Sara Wang, Senior Statistician/Programmer, Thomson Medstat, 150 Cambridge Park Drive, Second Floor, Cambridge, MA 02140, USA.

Abstract

Objective.— To provide a current estimate of the national direct health-care cost burden of illness associated with migraine among a US insured population.

Background.— Individuals with migraine use health-care resources more than those without migraine, incurring substantial costs to US employers.
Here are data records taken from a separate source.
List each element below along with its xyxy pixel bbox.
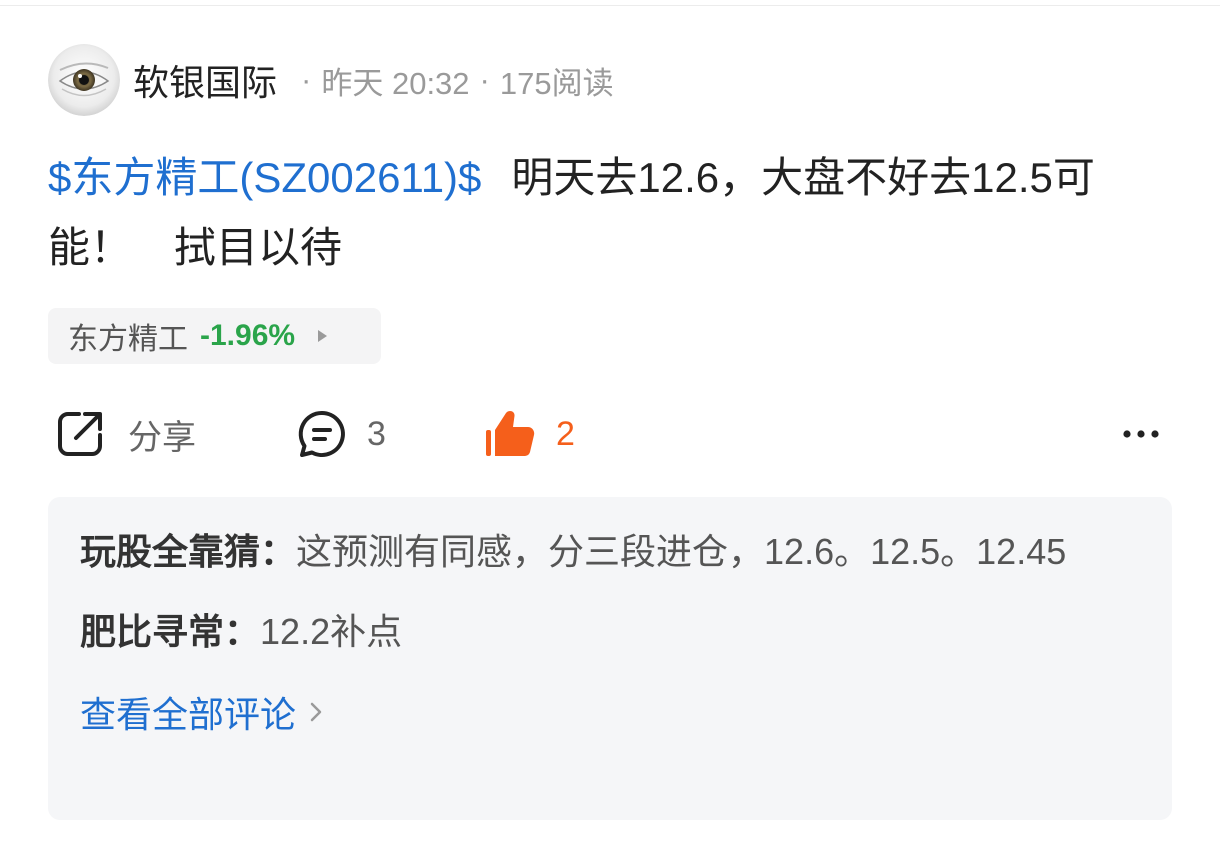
eye-avatar-icon xyxy=(48,44,120,116)
share-label: 分享 xyxy=(128,418,196,457)
post-header: 软银国际 · 昨天 20:32 · 175阅读 xyxy=(48,44,614,116)
stock-chip-change: -1.96% xyxy=(200,319,296,352)
comment-colon: ： xyxy=(260,531,297,572)
chevron-right-icon xyxy=(310,701,322,723)
meta-separator: · xyxy=(301,62,312,97)
thumbs-up-icon xyxy=(484,408,536,460)
comment-icon xyxy=(296,408,348,460)
view-all-comments-link[interactable]: 查看全部评论 xyxy=(80,682,322,742)
comment-item: 玩股全靠猜：这预测有同感，分三段进仓，12.6。12.5。12.45 xyxy=(80,522,1127,582)
view-all-label: 查看全部评论 xyxy=(80,694,297,735)
like-count: 2 xyxy=(556,414,575,453)
comment-author[interactable]: 玩股全靠猜 xyxy=(80,531,260,572)
comment-item: 肥比寻常：12.2补点 xyxy=(80,602,1127,662)
meta-separator: · xyxy=(479,62,490,97)
avatar[interactable] xyxy=(48,44,120,116)
share-button[interactable]: 分享 xyxy=(54,408,196,460)
comment-author[interactable]: 肥比寻常 xyxy=(80,611,224,652)
like-button[interactable]: 2 xyxy=(484,408,575,460)
stock-tag-link[interactable]: $东方精工(SZ002611)$ xyxy=(48,154,481,201)
more-button[interactable] xyxy=(1116,418,1166,450)
more-icon xyxy=(1123,430,1159,438)
comment-count: 3 xyxy=(367,414,386,453)
post-content: $东方精工(SZ002611)$ 明天去12.6，大盘不好去12.5可能！ 拭目以… xyxy=(48,143,1173,283)
comments-preview: 玩股全靠猜：这预测有同感，分三段进仓，12.6。12.5。12.45 肥比寻常：… xyxy=(48,497,1172,820)
stock-chip-name: 东方精工 xyxy=(68,323,188,356)
comment-text: 这预测有同感，分三段进仓，12.6。12.5。12.45 xyxy=(296,531,1067,572)
post-meta: · 昨天 20:32 · 175阅读 xyxy=(291,58,614,103)
comment-text: 12.2补点 xyxy=(260,611,403,652)
play-arrow-icon xyxy=(317,329,328,343)
stock-chip[interactable]: 东方精工 -1.96% xyxy=(48,308,381,364)
read-count: 175阅读 xyxy=(499,65,614,101)
share-icon xyxy=(54,408,106,460)
comment-button[interactable]: 3 xyxy=(296,408,386,460)
username[interactable]: 软银国际 xyxy=(133,54,277,106)
post-time: 昨天 20:32 xyxy=(321,65,470,101)
top-divider xyxy=(0,5,1220,6)
comment-colon: ： xyxy=(224,611,261,652)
Methods.— The Thomson Medstat's Commercial Claims and Encounters 2004 database was utilized for this study. Only paid claims were analyzed. The migraine cohort had a primary migraine diagnosis and/or a migraine-specific abortive drug prescription during 2004. A matched control cohort with no evidence of migraine was generated using propensity score techniques. Demographic characteristics and overall comorbidities were similar between cohorts. A second-stage regression controlled for any remaining significant intergroup differences. The burden of illness of migraine was defined as the difference in average total health-care expenditures per person between cohorts. The national burden of illness was defined as the average expenditure for migraine of national population estimates of privately insured individuals, and was estimated by projecting the migraine prevalence rate and average expenditure using Medical Expenditure Panel Survey population estimates.

Results.— Patients with migraine (n = 215,209) had significantly higher average health-care expenditures compared with matched controls ($7007 vs $4436 per person per year; difference of $2571; P < .001). Migraine-associated national expenditure estimates: outpatient care, $5.21 billion; prescriptions, $4.61 billion; inpatient care, $0.73 billion; and emergency department care, $0.52 billion.

Conclusions.— The direct costs associated with patients with migraine were found to be $2571 per person per year higher than in matched nonmigraine controls. The projected national burden of migraine of $11.07 billion is substantially higher than previous estimates.